Actualmente existem vários centros de arbitragem em Macau, “alguns com competência específica e outros com competência genérica”, sublinha o académico, que sugere o alargamento de competências do Centro de Arbitragem de Administração Predial para que possa acolher este tipo de processos e não apenas os litígios relacionados com a administração de condomínios. “Actualmente este Centro não tem competência para resolver conflitos relacionados com contratos de arrendamento, mas julgo que tal seria possível e até desejável. Poderia até pensar-se em alargar a competência do centro para abranger litígios emergentes de contratos de mediação imobiliária (entre agências imobiliárias e clientes). O Centro passaria assim a ter uma competência genérica relativamente aos diversos tipos de litígios que envolvem o mercado de arrendamento”, propõe Fernando Dias Simões.

 

Arbitragem não deve ser voluntária

Para lidar com os conflitos do arrendamento, o centro de arbitragem deve ainda, sublinha o académico, possuir “uma lista de árbitros credenciados” e pessoas que “tenham experiência profissional na área do arrendamento” de modo a que os árbitros ou tribunais arbitrais nomeados ofereçam “garantias de independência, credibilidade e competência”.

O académico defende também a criação de um regulamento específico aplicável a litígios relacionados com contratos de arrendamento dada a especificidade da matéria.

Outro aspecto ”fulcral”, acrescenta, é a natureza que a arbitragem para conflitos entre inquilinos e arrendatários poderá ter. É que apesar de a arbitragem ser na maior parte dos casos voluntária, obrigando a que “as partes dêem consentimento na submissão de eventuais litígios à arbitragem”, Fernando Dias Simões entende que para este tipo de casos poderá fazer sentido que os legisladores estabeleçam que certos tipos de litígio “devem ser resolvidos com recurso à arbitragem independentemente da vontade das partes”, vedando o recurso aos tribunais. Outra possibilidade passa por definir que o início de um processo de arbitragem esteja apenas dependente da vontade de uma das partes para que possa ter início.
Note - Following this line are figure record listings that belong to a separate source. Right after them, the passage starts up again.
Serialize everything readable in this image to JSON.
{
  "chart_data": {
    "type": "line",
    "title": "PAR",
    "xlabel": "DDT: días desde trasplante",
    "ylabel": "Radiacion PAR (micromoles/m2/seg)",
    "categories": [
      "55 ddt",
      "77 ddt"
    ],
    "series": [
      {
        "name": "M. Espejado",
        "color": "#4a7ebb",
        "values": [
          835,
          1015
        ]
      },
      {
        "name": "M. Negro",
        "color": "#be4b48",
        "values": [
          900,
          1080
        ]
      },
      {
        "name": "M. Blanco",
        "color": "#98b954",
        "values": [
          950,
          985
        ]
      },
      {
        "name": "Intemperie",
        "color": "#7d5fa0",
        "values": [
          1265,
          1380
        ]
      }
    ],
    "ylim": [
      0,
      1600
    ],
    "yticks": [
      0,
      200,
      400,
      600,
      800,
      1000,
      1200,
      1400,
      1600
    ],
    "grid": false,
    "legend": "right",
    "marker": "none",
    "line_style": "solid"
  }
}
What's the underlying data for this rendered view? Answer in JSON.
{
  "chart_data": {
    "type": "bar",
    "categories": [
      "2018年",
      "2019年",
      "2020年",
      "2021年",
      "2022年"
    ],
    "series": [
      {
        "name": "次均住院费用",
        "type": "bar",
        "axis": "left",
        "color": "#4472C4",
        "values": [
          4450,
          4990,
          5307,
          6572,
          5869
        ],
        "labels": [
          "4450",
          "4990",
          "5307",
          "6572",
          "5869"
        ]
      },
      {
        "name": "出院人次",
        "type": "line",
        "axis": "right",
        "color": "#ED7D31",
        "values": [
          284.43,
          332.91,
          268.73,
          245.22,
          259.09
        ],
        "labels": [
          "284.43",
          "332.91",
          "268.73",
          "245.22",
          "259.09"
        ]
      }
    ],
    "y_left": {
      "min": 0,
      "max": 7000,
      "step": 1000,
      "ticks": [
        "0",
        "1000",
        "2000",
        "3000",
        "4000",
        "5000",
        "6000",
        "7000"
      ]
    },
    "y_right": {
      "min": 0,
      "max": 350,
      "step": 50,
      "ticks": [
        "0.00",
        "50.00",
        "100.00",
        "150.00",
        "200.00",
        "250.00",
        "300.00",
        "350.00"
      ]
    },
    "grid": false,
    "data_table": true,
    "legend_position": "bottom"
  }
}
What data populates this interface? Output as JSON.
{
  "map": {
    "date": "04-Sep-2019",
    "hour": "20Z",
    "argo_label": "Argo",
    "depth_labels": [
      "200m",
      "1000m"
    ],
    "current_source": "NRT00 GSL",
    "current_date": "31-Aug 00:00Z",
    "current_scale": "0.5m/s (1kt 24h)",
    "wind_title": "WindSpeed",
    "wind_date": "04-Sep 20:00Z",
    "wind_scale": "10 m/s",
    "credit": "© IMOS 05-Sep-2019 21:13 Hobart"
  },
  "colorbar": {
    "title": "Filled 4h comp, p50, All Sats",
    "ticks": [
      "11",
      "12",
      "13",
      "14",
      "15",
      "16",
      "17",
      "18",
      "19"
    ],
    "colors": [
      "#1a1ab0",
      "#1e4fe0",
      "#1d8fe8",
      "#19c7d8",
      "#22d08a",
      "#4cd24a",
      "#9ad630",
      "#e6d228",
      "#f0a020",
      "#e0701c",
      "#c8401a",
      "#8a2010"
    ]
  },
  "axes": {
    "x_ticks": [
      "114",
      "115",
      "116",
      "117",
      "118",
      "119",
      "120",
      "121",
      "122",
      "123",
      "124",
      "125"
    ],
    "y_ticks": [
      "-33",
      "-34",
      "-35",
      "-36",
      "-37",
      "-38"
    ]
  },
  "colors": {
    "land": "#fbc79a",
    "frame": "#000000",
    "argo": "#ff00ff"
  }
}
Trata-se de uma questão que o legislador “tem de ponderar com muito cuidado”, frisa Fernando Dias Simões, uma vez que se a arbitragem for voluntária, “por muitas campanhas de sensibilização que se promovam”, as partes “não vão chegar a um acordo no sentido de recorrer” ao mecanismo extra-judicial e a potencialidade para “promover a paz social será nula”. “Todos sabemos que muitas vezes as partes, pretendendo forçar a outra parte a recorrer ao tribunal (com todos os custos envolvidos) recusam-se a acordar na arbitragem. Caímos então na situação em que as pessoas não exercem os seus direitos por recearem o recurso aos tribunais. Trata-se de uma estratégia, digamos, processual, que frustra o exercício dos direitos da outra parte: beneficiar da lentidão e onerosidade dos tribunais”, declara.

De acordo com a proposta que está a ser ultimado pelo grupo de deputados, o despejo de inquilinos por não pagamento da renda, poderá vir a ser levado a cabo através de uma acção executiva, tornando o processo “mais rápido e eficaz”. Nesta situação, sublinha Fernando Dias Simões, o senhorio não precisará de intentar uma acção “declarativa de condenação contra o inquilino”, passando “imediatamente para a fase da acção executiva  e para o despejo propriamente dito”. “Esta opção não significa desnecessariamente desproteger os inquilinos pois a verificação dos pressupostos necessários ao despejo continua a ser efectuada por um juiz. Continua, deste modo, a ser uma acção judicial”, ressalva.

Outra situação distinta, sublinha, é dar a uma decisão arbitral que ordena o despejo o valor de uma sentença, “que pode ser imediatamente executada sem necessidade de uma acção declarativa”. Uma situação que já é possível através da legislação que regula a arbitragem voluntária e que determina que “a decisão arbitral tem a mesma força executiva que as sentenças do Tribunal de Competência Genérica”.